Leaning sticks on a horizontal surface [closed]

Question

A body is composed of two straight pins that are joined at a right angle. They have lengths α and β and the mass per unit length is ρ. When the body is balanced on a flat surface, as shown, how large is the normal force against the ground in the right point of contact? 4 options as can be seen in the picture.
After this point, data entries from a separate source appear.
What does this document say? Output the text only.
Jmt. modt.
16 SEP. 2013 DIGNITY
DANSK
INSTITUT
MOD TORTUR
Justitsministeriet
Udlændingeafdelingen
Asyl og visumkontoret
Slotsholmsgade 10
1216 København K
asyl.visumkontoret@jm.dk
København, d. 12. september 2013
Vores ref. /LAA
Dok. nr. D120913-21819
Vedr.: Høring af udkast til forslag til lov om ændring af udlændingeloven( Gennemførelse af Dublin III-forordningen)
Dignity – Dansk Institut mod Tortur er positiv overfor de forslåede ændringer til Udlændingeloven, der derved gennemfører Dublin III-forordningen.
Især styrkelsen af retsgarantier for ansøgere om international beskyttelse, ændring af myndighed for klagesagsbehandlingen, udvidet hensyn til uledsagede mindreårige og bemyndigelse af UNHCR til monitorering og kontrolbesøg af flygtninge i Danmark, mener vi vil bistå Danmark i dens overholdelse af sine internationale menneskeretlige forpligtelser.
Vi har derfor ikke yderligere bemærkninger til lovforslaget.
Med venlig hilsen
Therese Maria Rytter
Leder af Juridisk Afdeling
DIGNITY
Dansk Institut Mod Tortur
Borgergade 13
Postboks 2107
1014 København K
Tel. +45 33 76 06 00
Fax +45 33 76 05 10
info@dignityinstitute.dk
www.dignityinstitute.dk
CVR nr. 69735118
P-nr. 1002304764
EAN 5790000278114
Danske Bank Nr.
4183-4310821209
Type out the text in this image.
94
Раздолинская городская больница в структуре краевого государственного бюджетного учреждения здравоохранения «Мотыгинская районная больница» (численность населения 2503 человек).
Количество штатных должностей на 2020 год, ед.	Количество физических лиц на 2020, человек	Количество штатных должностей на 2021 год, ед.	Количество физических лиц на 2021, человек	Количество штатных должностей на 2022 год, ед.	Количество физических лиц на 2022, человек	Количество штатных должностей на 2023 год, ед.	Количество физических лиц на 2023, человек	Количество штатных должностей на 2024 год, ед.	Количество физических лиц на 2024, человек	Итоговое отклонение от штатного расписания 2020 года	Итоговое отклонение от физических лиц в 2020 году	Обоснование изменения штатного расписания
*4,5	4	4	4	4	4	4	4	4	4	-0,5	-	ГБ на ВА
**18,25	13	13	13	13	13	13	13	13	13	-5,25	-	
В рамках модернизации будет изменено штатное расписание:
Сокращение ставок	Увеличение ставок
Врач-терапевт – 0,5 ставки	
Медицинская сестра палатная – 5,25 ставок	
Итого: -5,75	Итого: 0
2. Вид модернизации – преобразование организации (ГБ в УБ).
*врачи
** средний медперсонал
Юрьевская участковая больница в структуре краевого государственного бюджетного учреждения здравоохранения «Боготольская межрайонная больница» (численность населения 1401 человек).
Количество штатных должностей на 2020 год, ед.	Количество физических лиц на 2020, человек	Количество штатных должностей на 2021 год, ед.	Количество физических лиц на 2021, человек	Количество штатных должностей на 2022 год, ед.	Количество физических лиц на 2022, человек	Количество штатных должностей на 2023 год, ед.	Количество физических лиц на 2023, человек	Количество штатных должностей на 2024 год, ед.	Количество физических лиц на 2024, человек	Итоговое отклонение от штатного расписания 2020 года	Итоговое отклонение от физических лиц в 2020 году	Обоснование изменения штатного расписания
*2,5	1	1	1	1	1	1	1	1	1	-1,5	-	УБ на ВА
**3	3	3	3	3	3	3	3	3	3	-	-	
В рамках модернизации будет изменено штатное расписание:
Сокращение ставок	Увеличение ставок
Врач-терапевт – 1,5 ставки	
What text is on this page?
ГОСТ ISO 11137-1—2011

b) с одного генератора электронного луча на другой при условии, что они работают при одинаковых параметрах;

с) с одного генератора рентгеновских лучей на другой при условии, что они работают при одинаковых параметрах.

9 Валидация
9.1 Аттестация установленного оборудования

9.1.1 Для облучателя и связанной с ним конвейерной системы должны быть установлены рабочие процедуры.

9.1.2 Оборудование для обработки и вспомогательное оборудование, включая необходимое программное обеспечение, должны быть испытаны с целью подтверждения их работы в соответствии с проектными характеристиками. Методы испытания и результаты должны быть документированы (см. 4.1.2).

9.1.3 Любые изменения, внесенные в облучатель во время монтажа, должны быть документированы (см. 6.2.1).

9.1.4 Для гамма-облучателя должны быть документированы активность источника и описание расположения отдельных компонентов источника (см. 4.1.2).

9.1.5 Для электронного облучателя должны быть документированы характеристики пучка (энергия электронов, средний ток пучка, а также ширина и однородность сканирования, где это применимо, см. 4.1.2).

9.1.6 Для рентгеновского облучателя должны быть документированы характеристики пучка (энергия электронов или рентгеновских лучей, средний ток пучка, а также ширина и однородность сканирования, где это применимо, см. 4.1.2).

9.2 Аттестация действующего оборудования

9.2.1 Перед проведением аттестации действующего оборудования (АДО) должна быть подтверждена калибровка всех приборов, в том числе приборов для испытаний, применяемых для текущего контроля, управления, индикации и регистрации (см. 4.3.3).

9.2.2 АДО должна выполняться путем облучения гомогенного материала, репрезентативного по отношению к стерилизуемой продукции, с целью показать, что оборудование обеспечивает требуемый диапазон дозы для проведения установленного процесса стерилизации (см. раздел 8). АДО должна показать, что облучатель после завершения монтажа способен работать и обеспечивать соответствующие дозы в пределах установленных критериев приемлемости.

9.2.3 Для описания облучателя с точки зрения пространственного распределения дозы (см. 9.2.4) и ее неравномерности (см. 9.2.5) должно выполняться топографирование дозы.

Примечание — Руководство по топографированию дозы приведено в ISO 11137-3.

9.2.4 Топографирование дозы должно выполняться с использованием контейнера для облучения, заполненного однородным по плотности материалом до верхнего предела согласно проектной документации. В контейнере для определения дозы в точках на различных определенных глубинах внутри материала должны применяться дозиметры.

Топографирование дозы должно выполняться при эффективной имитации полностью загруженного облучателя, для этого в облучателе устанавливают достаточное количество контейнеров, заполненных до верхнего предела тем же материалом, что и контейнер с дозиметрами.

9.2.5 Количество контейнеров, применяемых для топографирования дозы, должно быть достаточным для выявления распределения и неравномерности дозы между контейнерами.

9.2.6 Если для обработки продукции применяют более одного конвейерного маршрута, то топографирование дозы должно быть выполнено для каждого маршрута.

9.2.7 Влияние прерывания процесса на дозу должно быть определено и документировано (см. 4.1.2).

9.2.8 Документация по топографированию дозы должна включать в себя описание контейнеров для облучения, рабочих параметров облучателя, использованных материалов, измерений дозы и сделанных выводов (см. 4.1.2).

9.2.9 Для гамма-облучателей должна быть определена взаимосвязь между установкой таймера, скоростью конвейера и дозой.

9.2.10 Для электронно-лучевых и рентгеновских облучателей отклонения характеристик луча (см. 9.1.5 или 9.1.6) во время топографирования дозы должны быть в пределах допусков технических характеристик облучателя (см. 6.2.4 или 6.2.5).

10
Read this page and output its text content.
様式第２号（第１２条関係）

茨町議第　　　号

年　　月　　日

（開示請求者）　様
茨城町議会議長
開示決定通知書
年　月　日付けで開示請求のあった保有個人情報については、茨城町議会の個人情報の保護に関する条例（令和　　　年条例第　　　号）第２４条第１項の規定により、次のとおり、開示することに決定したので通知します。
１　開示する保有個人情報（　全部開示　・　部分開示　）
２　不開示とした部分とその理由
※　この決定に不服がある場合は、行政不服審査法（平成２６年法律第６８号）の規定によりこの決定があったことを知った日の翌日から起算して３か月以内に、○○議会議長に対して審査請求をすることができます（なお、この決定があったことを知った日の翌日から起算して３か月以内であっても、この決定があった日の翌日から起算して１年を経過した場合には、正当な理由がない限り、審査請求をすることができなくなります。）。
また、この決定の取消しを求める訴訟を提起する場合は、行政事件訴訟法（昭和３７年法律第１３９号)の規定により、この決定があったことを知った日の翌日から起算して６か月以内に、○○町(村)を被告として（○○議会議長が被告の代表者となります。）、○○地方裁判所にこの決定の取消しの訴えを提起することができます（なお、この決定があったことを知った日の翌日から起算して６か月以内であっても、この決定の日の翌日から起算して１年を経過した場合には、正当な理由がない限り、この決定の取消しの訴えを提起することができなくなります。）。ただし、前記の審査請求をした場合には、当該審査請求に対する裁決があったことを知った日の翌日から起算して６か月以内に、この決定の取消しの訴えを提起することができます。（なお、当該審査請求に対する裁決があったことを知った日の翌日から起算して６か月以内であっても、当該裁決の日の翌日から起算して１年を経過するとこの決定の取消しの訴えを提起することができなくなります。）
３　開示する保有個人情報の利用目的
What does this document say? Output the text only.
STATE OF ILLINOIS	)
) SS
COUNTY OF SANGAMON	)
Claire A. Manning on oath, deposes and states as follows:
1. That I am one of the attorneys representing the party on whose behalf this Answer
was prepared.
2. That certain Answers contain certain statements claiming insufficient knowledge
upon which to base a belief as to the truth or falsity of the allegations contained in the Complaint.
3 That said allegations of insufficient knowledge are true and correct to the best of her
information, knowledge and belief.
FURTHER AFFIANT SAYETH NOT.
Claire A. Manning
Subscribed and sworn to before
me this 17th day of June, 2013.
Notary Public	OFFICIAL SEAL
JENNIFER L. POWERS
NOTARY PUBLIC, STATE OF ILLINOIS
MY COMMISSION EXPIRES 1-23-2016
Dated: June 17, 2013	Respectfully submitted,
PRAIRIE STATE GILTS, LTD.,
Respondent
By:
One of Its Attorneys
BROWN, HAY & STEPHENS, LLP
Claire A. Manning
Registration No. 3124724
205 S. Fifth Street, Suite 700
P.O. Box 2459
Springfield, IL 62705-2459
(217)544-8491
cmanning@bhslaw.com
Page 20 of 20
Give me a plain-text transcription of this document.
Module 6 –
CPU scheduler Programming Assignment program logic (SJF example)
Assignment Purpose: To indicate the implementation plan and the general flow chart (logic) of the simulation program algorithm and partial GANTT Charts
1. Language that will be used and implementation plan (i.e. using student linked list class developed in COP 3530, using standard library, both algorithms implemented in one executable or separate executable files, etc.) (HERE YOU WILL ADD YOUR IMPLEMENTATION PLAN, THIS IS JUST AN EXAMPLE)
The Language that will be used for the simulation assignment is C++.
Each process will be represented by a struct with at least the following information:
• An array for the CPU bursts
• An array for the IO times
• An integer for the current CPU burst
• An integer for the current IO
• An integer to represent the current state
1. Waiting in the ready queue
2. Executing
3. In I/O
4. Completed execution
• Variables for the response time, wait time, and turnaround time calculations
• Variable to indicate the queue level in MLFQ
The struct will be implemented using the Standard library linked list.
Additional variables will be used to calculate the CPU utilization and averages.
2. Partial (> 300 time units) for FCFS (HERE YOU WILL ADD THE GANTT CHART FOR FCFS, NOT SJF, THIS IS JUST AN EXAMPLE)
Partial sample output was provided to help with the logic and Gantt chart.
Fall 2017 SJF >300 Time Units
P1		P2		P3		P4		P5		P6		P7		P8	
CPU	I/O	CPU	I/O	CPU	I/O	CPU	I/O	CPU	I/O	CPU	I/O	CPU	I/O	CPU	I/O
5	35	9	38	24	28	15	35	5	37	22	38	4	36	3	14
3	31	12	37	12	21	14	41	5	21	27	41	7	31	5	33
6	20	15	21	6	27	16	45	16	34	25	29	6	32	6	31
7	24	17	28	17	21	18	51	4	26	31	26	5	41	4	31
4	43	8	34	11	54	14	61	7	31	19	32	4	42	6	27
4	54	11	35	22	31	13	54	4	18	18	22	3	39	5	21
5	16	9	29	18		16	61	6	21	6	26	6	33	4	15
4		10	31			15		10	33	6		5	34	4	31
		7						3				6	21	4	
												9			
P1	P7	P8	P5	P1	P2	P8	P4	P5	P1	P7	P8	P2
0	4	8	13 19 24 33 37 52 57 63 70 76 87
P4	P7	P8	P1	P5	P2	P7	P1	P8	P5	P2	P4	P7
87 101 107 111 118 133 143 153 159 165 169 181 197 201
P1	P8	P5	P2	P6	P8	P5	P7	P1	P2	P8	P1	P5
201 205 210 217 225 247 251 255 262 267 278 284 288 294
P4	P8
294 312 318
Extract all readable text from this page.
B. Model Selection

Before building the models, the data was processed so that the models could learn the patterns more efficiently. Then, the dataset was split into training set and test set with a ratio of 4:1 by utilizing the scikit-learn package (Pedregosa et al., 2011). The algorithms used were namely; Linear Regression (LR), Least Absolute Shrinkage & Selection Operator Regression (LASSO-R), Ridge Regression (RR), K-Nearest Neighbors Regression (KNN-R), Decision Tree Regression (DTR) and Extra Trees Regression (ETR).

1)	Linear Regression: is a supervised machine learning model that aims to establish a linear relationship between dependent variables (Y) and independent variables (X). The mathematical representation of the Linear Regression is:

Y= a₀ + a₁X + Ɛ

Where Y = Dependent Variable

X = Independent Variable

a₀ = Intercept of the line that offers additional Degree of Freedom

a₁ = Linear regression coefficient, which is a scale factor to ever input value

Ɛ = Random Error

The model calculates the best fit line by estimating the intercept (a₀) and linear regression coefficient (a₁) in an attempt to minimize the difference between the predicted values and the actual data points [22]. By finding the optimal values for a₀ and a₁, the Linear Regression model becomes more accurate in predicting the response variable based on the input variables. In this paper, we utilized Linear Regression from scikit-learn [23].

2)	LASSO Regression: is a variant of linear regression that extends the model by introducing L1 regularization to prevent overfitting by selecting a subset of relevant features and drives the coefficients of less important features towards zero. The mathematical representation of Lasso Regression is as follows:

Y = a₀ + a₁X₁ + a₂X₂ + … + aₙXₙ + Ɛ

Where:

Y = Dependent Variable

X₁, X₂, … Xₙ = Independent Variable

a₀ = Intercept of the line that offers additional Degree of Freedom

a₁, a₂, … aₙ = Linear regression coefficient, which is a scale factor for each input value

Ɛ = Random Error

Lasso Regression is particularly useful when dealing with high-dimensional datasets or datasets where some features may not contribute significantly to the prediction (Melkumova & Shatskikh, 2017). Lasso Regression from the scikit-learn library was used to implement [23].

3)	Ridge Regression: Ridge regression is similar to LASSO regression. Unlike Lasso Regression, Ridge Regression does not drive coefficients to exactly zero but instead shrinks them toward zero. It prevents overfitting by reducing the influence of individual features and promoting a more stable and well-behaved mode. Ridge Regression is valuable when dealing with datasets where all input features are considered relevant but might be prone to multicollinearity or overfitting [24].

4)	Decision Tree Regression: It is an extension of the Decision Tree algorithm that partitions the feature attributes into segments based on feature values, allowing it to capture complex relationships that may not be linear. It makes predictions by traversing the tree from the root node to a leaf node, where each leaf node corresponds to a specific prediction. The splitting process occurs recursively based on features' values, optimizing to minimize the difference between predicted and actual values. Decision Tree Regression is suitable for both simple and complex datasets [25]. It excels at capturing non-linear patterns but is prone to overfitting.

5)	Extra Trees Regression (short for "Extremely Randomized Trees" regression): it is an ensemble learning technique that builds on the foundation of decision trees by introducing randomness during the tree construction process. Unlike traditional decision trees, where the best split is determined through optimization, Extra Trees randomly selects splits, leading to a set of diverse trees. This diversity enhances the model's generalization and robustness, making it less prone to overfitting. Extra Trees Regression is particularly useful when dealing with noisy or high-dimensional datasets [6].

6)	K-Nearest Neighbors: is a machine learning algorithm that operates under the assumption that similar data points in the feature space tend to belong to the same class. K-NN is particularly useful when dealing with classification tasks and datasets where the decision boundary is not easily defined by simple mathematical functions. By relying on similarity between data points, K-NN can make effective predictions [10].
We can bisect the angle with a downward altitude, call it h. Recall that the area of the triangle is:

$\frac{ab}{2}=\frac{\sqrt{a^2+b^2}h}{2}$ and we have $h=\frac{ab}{\sqrt{a^2+b^2}}$. It follows now that $sin\alpha=\frac{h}{a}=\frac{b}{\sqrt{a^2+b^2}}$.

We proceed now by calculating the moment around the left contact-point and recall that $M=F*r*sin\alpha$

$(\frac{ρag}{2})(\frac{a}{2})(\frac{b}{\sqrt{a^2+b^2}})+(\frac{ρbg}{2})(\frac{b}{2})(\frac{a}{\sqrt{a^2+b^2}})-N_2\sqrt{a^2+b^2}=0$

Simplifying and express in terms of N_2 gives:

$N_2=\frac{ρabg}{4(a^2+b^2)}(a+b)$ which is wrong.

Answer 1

Here's the setup: first use Newton's second Law in the vertical direction to get $$ N_a + N_b - (m_a+m_b)g = 0 $$ next balance the torques about the vertex of the triangle to get $$ -aN_a\cos\alpha+\frac{1}{2}am_ag\cos\alpha+bN_b\cos\beta-\frac{1}{2}bm_bg\cos\beta=0 $$ where $\alpha$ and $\beta$ are the angles between the sides of the triangle and the horizontal on the left and right sides respectively.

I'll let you attempt to do the rest.